Within hours of the news breaking, party headquarters was inundated with calls of support and donations, including many from non members who were outraged at what they felt was an unfair decision.
Mr Farage added, “The party is standing united in the face of these unprecedented actions and we will fight this all the way.”
He could have added much more criticism of the Electoral Commission which has proved to be unequal to the task of defending the British electorate against the behaviour of the Blair regime. During its 10 years of misrule, the Blair regime has made a number of changes to the electoral system in its own interests. One judge observed that they were guilty of behaviour that would have made a banana republic blush. He also observed that it was inconceivable that the number of electoral fraud cases involving postal ballot voting had not been perpetrated without the active knowledge and direction of the Blair regime. It is also very difficult to understand why the Electoral Commission kept so quiet about these cases, or why they were not effective in questioning voting changes that created the opportunity for widespread fraud and abuse.
Against this direct attack on the electorate, the sale of honours for donations and loans seems almost a minor matter. Since “life peers” were created, every British Government has appointed new peers who have benefited the government of the day, but never on the scale of the Blair regime and never were the honours so closely timed to a political donation or loan made by the new peer.
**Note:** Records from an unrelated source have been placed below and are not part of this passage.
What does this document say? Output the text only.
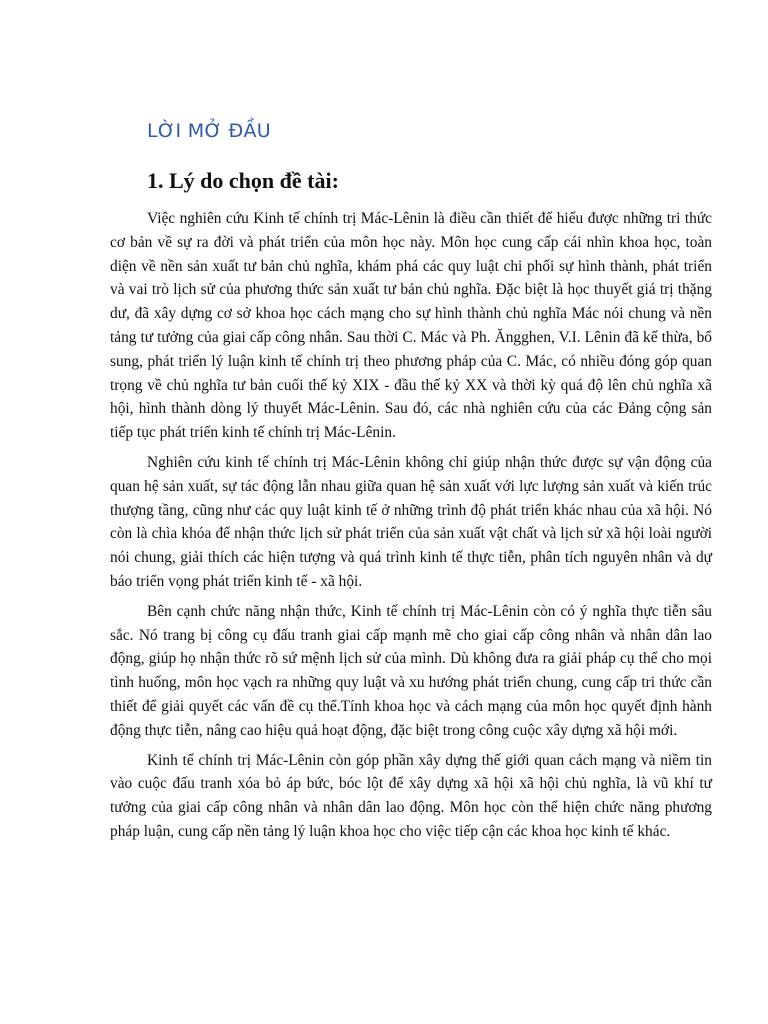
LỜI MỞ ĐẦU
1. Lý do chọn đề tài:

Việc nghiên cứu Kinh tế chính trị Mác-Lênin là điều cần thiết để hiểu được những tri thức cơ bản về sự ra đời và phát triển của môn học này. Môn học cung cấp cái nhìn khoa học, toàn diện về nền sản xuất tư bản chủ nghĩa, khám phá các quy luật chi phối sự hình thành, phát triển và vai trò lịch sử của phương thức sản xuất tư bản chủ nghĩa. Đặc biệt là học thuyết giá trị thặng dư, đã xây dựng cơ sở khoa học cách mạng cho sự hình thành chủ nghĩa Mác nói chung và nền tảng tư tưởng của giai cấp công nhân. Sau thời C. Mác và Ph. Ăngghen, V.I. Lênin đã kế thừa, bổ sung, phát triển lý luận kinh tế chính trị theo phương pháp của C. Mác, có nhiều đóng góp quan trọng về chủ nghĩa tư bản cuối thế kỷ XIX - đầu thế kỷ XX và thời kỳ quá độ lên chủ nghĩa xã hội, hình thành dòng lý thuyết Mác-Lênin. Sau đó, các nhà nghiên cứu của các Đảng cộng sản tiếp tục phát triển kinh tế chính trị Mác-Lênin.

Nghiên cứu kinh tế chính trị Mác-Lênin không chỉ giúp nhận thức được sự vận động của quan hệ sản xuất, sự tác động lẫn nhau giữa quan hệ sản xuất với lực lượng sản xuất và kiến trúc thượng tầng, cũng như các quy luật kinh tế ở những trình độ phát triển khác nhau của xã hội. Nó còn là chìa khóa để nhận thức lịch sử phát triển của sản xuất vật chất và lịch sử xã hội loài người nói chung, giải thích các hiện tượng và quá trình kinh tế thực tiễn, phân tích nguyên nhân và dự báo triển vọng phát triển kinh tế - xã hội.

Bên cạnh chức năng nhận thức, Kinh tế chính trị Mác-Lênin còn có ý nghĩa thực tiễn sâu sắc. Nó trang bị công cụ đấu tranh giai cấp mạnh mẽ cho giai cấp công nhân và nhân dân lao động, giúp họ nhận thức rõ sứ mệnh lịch sử của mình. Dù không đưa ra giải pháp cụ thể cho mọi tình huống, môn học vạch ra những quy luật và xu hướng phát triển chung, cung cấp tri thức cần thiết để giải quyết các vấn đề cụ thể.Tính khoa học và cách mạng của môn học quyết định hành động thực tiễn, nâng cao hiệu quả hoạt động, đặc biệt trong công cuộc xây dựng xã hội mới.

Kinh tế chính trị Mác-Lênin còn góp phần xây dựng thế giới quan cách mạng và niềm tin vào cuộc đấu tranh xóa bỏ áp bức, bóc lột để xây dựng xã hội xã hội chủ nghĩa, là vũ khí tư tưởng của giai cấp công nhân và nhân dân lao động. Môn học còn thể hiện chức năng phương pháp luận, cung cấp nền tảng lý luận khoa học cho việc tiếp cận các khoa học kinh tế khác.
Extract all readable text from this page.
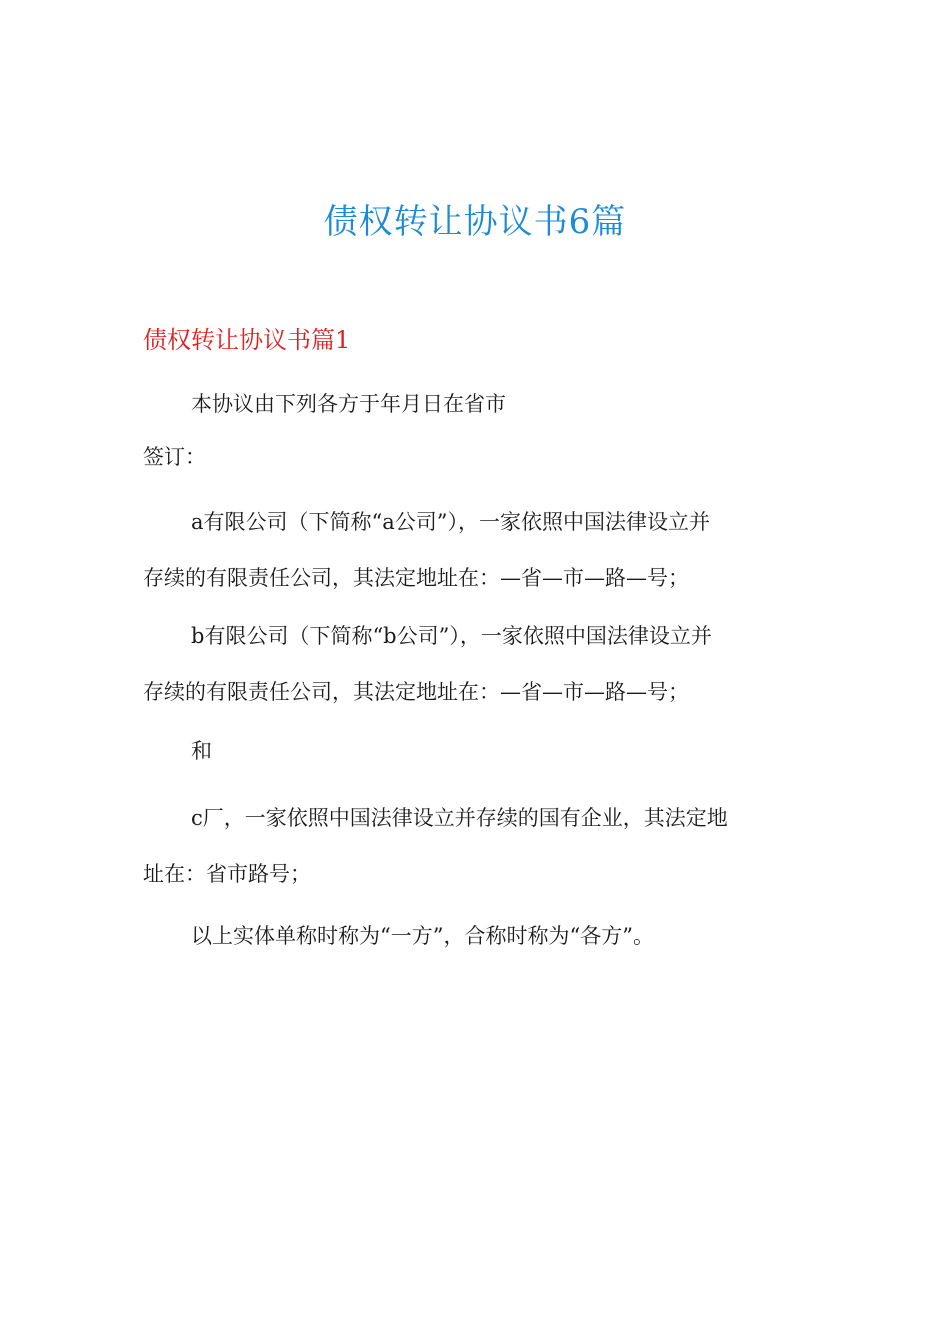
债权转让协议书6篇
债权转让协议书篇1
本协议由下列各方于年月日在省市
签订：
a有限公司（下简称“a公司”），一家依照中国法律设立并
存续的有限责任公司，其法定地址在：—省—市—路—号；
b有限公司（下简称“b公司”），一家依照中国法律设立并
存续的有限责任公司，其法定地址在：—省—市—路—号；
和
c厂，一家依照中国法律设立并存续的国有企业，其法定地
址在：省市路号；
以上实体单称时称为“一方”，合称时称为“各方”。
For those looking at the British political scene from outside, it may not be easy to understand the full impact of the peerage question. The House of Lords cannot completely block legislation passed in the House of Commons but it does provide a vital service in revising defective legislation and forcing the Commons to reconsider contentious legislation. It has been a thorn in the side of a Prime Minister who considers himself above accountability. Even when packed with Blair’s cronies and bankers, the House of Lords has continued to show a level of independence and has delayed or stopped some of the most seriously defective legislation during the last decade.
When a Government appears to take money for honours, it questions the whole integrity of the British system of government and makes it possible for a Prime Minister to go to war on a false prospective. It also provides the money to pay for a massive propaganda programme and to lavishly fund an election campaign, giving an unfair advantage to that political party.
There are many other very serious breaches of democracy that should be addressed and where the Electoral Commission is strangely mute.
Against this background of major serious abuses, the Electoral Commission treatment of the UK Independence Party seems to be more a case of “at last we have found a political party we can beat up for the sake of it”.
Perhaps more information will emerge but, at present, it does look like a deliberate attack directed by some as yet unidentified organization and suggests a deliberate dirty tricks campaign is underway.